O resto da saga é conhecido. Schumacher foi para a Benetton e conquistou o primeiro título – dele e da equipe – em 1994, chegando ao bi no ano seguinte. A repercussão negativa da manobra de Briatore ficou na base do “ao vencedor as batatas”. O tempo consolidou a impressão de que Briatore, o líder inspirador, estava certo em chutar o traseiro do brasileiro, alçando ao Olimpo da Fórmula 1 o maior vencedor de todos os tempos, ainda que aquele primeiro título tenha sido cercado de muitas desconfianças e pelo menos uma certeza – a do mecanismo de abastecimento irregular, que provocou um cinematográfico incêndio no carro de Jos Verstapen em uma das paradas do GP da Alemanha.

A mais recente das frases infelizes de Briatore não é novidade em sua biografia.
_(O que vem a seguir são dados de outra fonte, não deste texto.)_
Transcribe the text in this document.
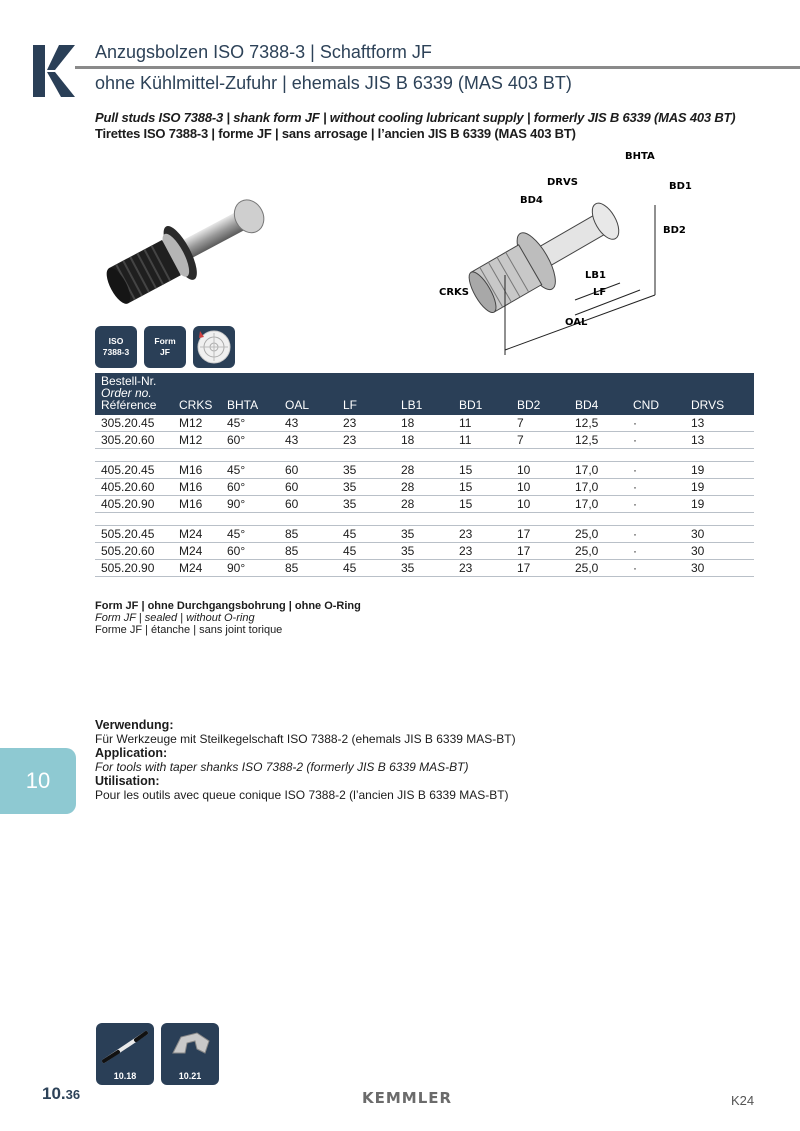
Anzugsbolzen ISO 7388-3 | Schaftform JF
ohne Kühlmittel-Zufuhr | ehemals JIS B 6339 (MAS 403 BT)
Pull studs ISO 7388-3 | shank form JF | without cooling lubricant supply | formerly JIS B 6339 (MAS 403 BT)
Tirettes ISO 7388-3 | forme JF | sans arrosage | l’ancien JIS B 6339 (MAS 403 BT)
BHTA
BD1
BD4
DRVS
BD2
CRKS
LB1
LF
OAL
ISO
7388-3
Form
JF
Bestell-Nr.
Order no.
Référence	CRKS	BHTA	OAL	LF	LB1	BD1	BD2	BD4	CND	DRVS
305.20.45	M12	45°	43	23	18	11	7	12,5	·	13
305.20.60	M12	60°	43	23	18	11	7	12,5	·	13

405.20.45	M16	45°	60	35	28	15	10	17,0	·	19
405.20.60	M16	60°	60	35	28	15	10	17,0	·	19
405.20.90	M16	90°	60	35	28	15	10	17,0	·	19

505.20.45	M24	45°	85	45	35	23	17	25,0	·	30
505.20.60	M24	60°	85	45	35	23	17	25,0	·	30
505.20.90	M24	90°	85	45	35	23	17	25,0	·	30
Form JF | ohne Durchgangsbohrung | ohne O-Ring
Form JF | sealed | without O-ring
Forme JF | étanche | sans joint torique
Verwendung:
Für Werkzeuge mit Steilkegelschaft ISO 7388-2 (ehemals JIS B 6339 MAS-BT)
Application:
For tools with taper shanks ISO 7388-2 (formerly JIS B 6339 MAS-BT)
Utilisation:
Pour les outils avec queue conique ISO 7388-2 (l’ancien JIS B 6339 MAS-BT)
10
10.18	10.21
10.36	KEMMLER	K24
O austríaco Gerhard Berger, em seu livro de memórias, relata um diálogo ríspido entre o chefe e seus dois pilotos na época – o próprio Berger e Jean Alesi. Distante de sua fase vencedora com Schumacher, Briatore teria feito críticas, usando palavras duras, para avaliar o desempenho dos dois, tal como se fosse um tosco treinador de boxe, que busca provocar seu lutador proferindo impropérios de toda a sorte, tentando reproduzir o ambiente hostil de um gueto, algo que normalmente impele o brutamontes a sair socando o que vê pela frente. Naquela vez, a tática de Briatore não teve o eco esperado. O fleumático Berger diz não ter mexido nenhum músculo da face para expressar concordância ou revolta, mas o irritadiço Alesi levantou-se da cadeira e sugeriu, alterado, que o chefe então lhe cancelasse o contrato. Briatore arrefeceu.

Em outra ocasião, 1997, o chefe foi à imprensa falar sobre a suposta decadência de Berger, afastado das corridas por uma inflamação dentária e se recuperando da morte recente do pai. Berger voltou na prova seguinte, fez pole e venceu a corrida, incontestavelmente, sem vontade de comemorar com o diretor. Foi a última vitória da equipe Benetton, depois comprada pela Renault.

A antiga parceria se foi. Agora, é desdenhar
Perder Alonso para a concorrência é, de certa forma, reeditar a perda de Schumacher. Não é apenas a perspectiva de ter pilotos mais fracos que desagrada Briatore. A relação com Alonso era mais do que chefe e subordinado. Durante alguns anos, Briatore também foi seu empresário. Hoje, não é mais uma coisa nem outra. Talvez a frase de Briatore seja só uma reedição da raposa e as uvas, ou talvez ele esteja usando a tática do treinador de boxe mais uma vez. O fazedor de sucessos, o executivo vitorioso, o líder inspirador deve saber o que o aguarda em 2007 e já tratou de dar o primeiro combate. Pode dar certo. Nesses tempos de lei da selva, quando o importante é vencer, ainda vale tudo.